Nik-Zainal-Group / signature.tools.lib

R package containing useful functions for mutational signature analysis
Other
80 stars 26 forks source link

maxRareSigsPerSample parameter not reflected in outputs #45

Closed timchu90 closed 2 years ago

timchu90 commented 2 years ago

Hi! Thanks for your work on this tool. I'm currently trying to run this tool on a set of Bladder cancer patients who've undergone Platinum chemo. As such I wanted both SBS31 and SBS35 to be accounted for in the set of rare signatures when being fitted.
when looking at the candidateRareSigs.tsv output, there are cases where it seems like the solution with multiple rare mutational signatures is selected for. But when looking at the pdf output, it's not selected for and only SBS31 is in the solution. Any insight as to if this is expected or how to properly use this parameter would be much appreciated. Thanks! image

andreadega commented 2 years ago

Hi there,

Before I label this as bug, can I double check that things are working properly with you? My first question would be: how are you plotting this? I assume you did something like this:

resObj <- FitMS(...)
plotFitMS(resObj,outfolder)

or:

resObj <- FitMS(...)
plotFitResults(resObj,outfolder)

In both cases, the outfolder should contain plots for all solutions, organised in folders like selectedSolution and otherSolutions. If you check the selectedSolution folder you will find the details of what happens in the selected solution SBS35:SBS31. My guess is that perhaps both SBS31 and SBS35 were used in the selected solution fit, yet because of the threshold in the post filter one of them was removed.

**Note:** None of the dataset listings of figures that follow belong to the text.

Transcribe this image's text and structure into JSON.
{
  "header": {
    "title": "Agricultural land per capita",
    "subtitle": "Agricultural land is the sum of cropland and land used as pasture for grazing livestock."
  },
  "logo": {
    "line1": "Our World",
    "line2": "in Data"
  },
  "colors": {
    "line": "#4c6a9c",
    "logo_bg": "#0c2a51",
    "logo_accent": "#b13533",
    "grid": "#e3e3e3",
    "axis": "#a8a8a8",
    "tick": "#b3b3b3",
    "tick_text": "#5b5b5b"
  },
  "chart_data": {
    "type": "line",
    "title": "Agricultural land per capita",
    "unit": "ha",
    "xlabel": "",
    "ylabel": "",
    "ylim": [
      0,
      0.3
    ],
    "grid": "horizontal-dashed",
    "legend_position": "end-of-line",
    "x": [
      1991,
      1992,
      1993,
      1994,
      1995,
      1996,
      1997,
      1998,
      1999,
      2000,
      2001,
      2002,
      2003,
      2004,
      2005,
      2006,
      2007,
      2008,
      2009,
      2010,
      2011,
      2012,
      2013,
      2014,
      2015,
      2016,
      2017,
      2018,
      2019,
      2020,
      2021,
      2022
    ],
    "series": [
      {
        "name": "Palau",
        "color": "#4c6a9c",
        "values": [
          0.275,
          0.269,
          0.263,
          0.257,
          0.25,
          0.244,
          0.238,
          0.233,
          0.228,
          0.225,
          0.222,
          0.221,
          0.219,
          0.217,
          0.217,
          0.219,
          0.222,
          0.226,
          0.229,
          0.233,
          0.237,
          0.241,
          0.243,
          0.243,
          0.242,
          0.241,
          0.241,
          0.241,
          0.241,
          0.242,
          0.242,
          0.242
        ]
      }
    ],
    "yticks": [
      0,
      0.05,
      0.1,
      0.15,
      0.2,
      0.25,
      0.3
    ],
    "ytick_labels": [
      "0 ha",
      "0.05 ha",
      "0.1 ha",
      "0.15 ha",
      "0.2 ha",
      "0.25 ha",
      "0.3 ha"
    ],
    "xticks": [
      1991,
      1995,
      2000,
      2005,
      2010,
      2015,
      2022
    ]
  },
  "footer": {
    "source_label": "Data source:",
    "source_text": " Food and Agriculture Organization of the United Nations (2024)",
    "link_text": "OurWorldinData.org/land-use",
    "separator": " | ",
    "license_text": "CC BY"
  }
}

If you can give me more info about what is in the selectedSolution folder perhaps I can provide more advice.

timchu90 commented 2 years ago

Thanks for the quick reply! I am running this using the shell script with the following command: ~/tools/signature.tools.lib-2.1.2/scripts/signatureFit -x vcf_input.txt -o ./output_maxRare/ -b -O Bladder -e hg38 -k 2 I've included the outputs in the selected solution in the image below:

image
andreadega commented 2 years ago

Thanks for sharing your results.

Perhaps I understand now what is going on. FitMS will add a rare signature if it significantly improves the fit w.r.t. using common signature only. When you specify to allow 2 rare signatures (parameter -k 2), FitMS will add the second signature only if the fit with two rare signatures significantly improves the fit with w.r.t. using only one rare signature. This can happen in two directions, either SBS31 -> SBS35 (solution SBS31:SBS35) or SBS35 -> SBS31 (solution SBS35:SBS31). Currently, we assume that the solution with 2 rare signatures is valid if just one of the two directions is found. Though this example makes me wonder whether we should be more strict and request that all directions need to be found. What I think is happening here, is that adding SBS35 improves the fit w.r.t. common alone, and then adding SBS31 improves the fit once more but kicks out SBS35. You can see in your opening post that the cosine similarity of the reconstruction of SBS31 alone and SBS35:SBS31 is the same, so SBS35 is not necessary, and not likely present in this sample.

This suggests we could improve FitMS by adding an option to request that all directions need to be found, in this case both SBS31:SBS35 and SBS35:SBS31 solutions, in order for the combination to be considered. Or we could give a warning about the combination solution having very similar cosine similarity to solutions with less rare signatures.

In any case, the output provided by FitMS at the moment is quite clear, there are only three signatures detectable in this sample, SBS31, SBS2 and SBS13.

Finally, as it is not unexpected that FitMS might choose the incorrect solution (think for example noisy data, or rare signatures that are very similar), we provide a function called fitMerge, which can be used to replace the choice of solution (see FitMS manual). Unfortunately, I haven't yet written the command line script version for it, though it is in my to-do list.

timchu90 commented 2 years ago

Thank you for such a detailed explanation!